According to the free trade philosophy, positionality will be irrelevant in a space economy in which distinctions based on location are amplified. Local comparative advantage is used by specialising in and exporting items that overcome uneven labour, capital, knowledge, and resource endowments. High transportation costs imposed by distance or stupid national trade restrictions are said to be the main impediments, although environmental determinism advocates have lately included tropicality to the list of impediments.

III. Conclusion

Positionality is best exemplified by the degree and kind of interdependencies that link economic actors through geography and time as a relational feature. In contrast to physical closeness, where interactions are considered to be symmetric, positionality often involves asymmetric relationships: central actors have greater influence over peripherally positioned agents than vice versa.

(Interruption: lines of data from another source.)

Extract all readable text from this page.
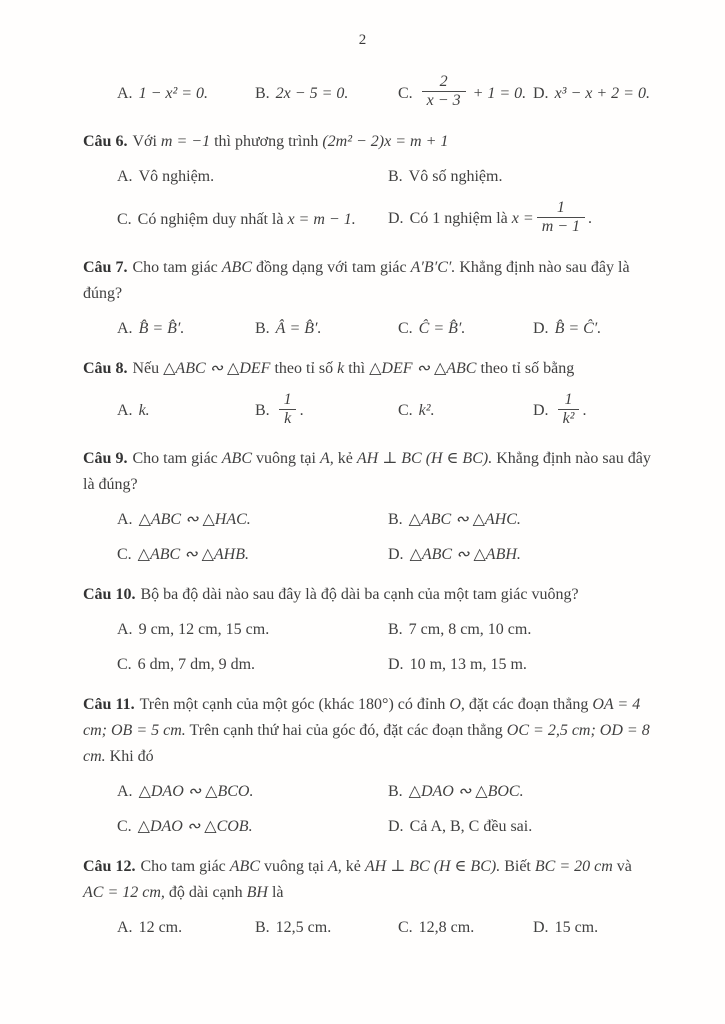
2
A. 1 − x² = 0.	B. 2x − 5 = 0.	C. $\frac{2}{x - 3} + 1 = 0$. D. x³ − x + 2 = 0.

Câu 6. Với m = −1 thì phương trình (2m² − 2)x = m + 1

A. Vô nghiệm.	B. Vô số nghiệm.
C. Có nghiệm duy nhất là x = m − 1.	D. Có 1 nghiệm là $x = \frac{1}{m - 1}$ .

Câu 7. Cho tam giác ABC đồng dạng với tam giác A′B′C′. Khẳng định nào sau đây là đúng?

A. B̂ = B̂′.	B. Â = B̂′.	C. Ĉ = B̂′.	D. B̂ = Ĉ′.

Câu 8. Nếu △ABC ∾ △DEF theo tỉ số k thì △DEF ∾ △ABC theo tỉ số bằng

A. k.	B. $\frac{1}{k}$ .	C. k².	D. $\frac{1}{\text{k²}}$ .

Câu 9. Cho tam giác ABC vuông tại A, kẻ AH ⊥ BC (H ∈ BC). Khẳng định nào sau đây là đúng?

A. △ABC ∾ △HAC.	B. △ABC ∾ △AHC.
C. △ABC ∾ △AHB.	D. △ABC ∾ △ABH.

Câu 10. Bộ ba độ dài nào sau đây là độ dài ba cạnh của một tam giác vuông?

A. 9 cm, 12 cm, 15 cm.	B. 7 cm, 8 cm, 10 cm.
C. 6 dm, 7 dm, 9 dm.	D. 10 m, 13 m, 15 m.

Câu 11. Trên một cạnh của một góc (khác 180°) có đỉnh O, đặt các đoạn thẳng OA = 4 cm; OB = 5 cm. Trên cạnh thứ hai của góc đó, đặt các đoạn thẳng OC = 2,5 cm; OD = 8 cm. Khi đó

A. △DAO ∾ △BCO.	B. △DAO ∾ △BOC.
C. △DAO ∾ △COB.	D. Cả A, B, C đều sai.

Câu 12. Cho tam giác ABC vuông tại A, kẻ AH ⊥ BC (H ∈ BC). Biết BC = 20 cm và AC = 12 cm, độ dài cạnh BH là

A. 12 cm.	B. 12,5 cm.	C. 12,8 cm.	D. 15 cm.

The intricacy of charting social interactions in geographic space is being further compounded by current globalization’s space-transcending technology and institutions. It was only after humans invented the telegraph that information could travel faster than they could that it was separated from the space–time continuum. Communication technology has gone a long way toward making it possible for people to communicate with others who are located in different parts of the world nearly instantly. In trying to generalise from bodies to locations, the multiscale character of positionality presents a unique obstacle. If people in a territory have the same positionality, then the location where they live has this quality as well.

Cities are heterogeneous: its citizens vary greatly in their positionality, both inside the city and via their different relationships that extend outside the city limits. As feminist theory has shown, even families include considerable inequalities in positionality, reflecting differences in gender, age, and power asymmetries amongst its members, as well as differences in economic status. The abundance of anecdotal data suggests that gaps in access to modes of mobility and communication are growing inequities in positionality among persons and within the communities in which they reside.

Some inhabitants in any area have been able to take advantage of the mobility of the global economy to drastically increase their livelihood opportunities, whilst the majority have not, in ways that have made a noteworthy impact to the trajectory of globalisation, regardless of where they live. According to the digital divide theory; differences in positionality from one home to the next may be rising as a result of who has access to telecommunications technology. Indeed, some have gone so far as to say that the internet is rendering physical space as well as time obsolete, a claim that others have strongly disputed.

Bibliography

  1. Crafts, A. Venables, “Globalization in History: A Geographical Perspective,” Globalization in Historical Perspective 323 University of Chicago Press (1st ed., 2003).
  2. Shephard, “The Spaces and Times of Globalization: Place, Scale, Networks, and Positionality” 78(3), Economic Geography 253, 313 (2002).
  3. Yeung, “The Limits to Globalization Theory: A Geographic Perspective on Global Economic Change” 78(3), Economic Geography 285, 301 (2002).
  4. Held, A. McGrew, D. Goldblatt, J. Perraton, “Global Transformations: Politics, Economics and Culture,” Stanford University Press (1999).
  5. Mukherjee, “Troubling Positionality: Politics of “Studying Up” in Transnational Contexts 69(2),” The Professional Geographer 291, 295 (2015).
  6. Rose, “Situating knowledges: Positionality, reflexivity and other tactics” 21(3), Progress in Human Geography 305, 307 (1997).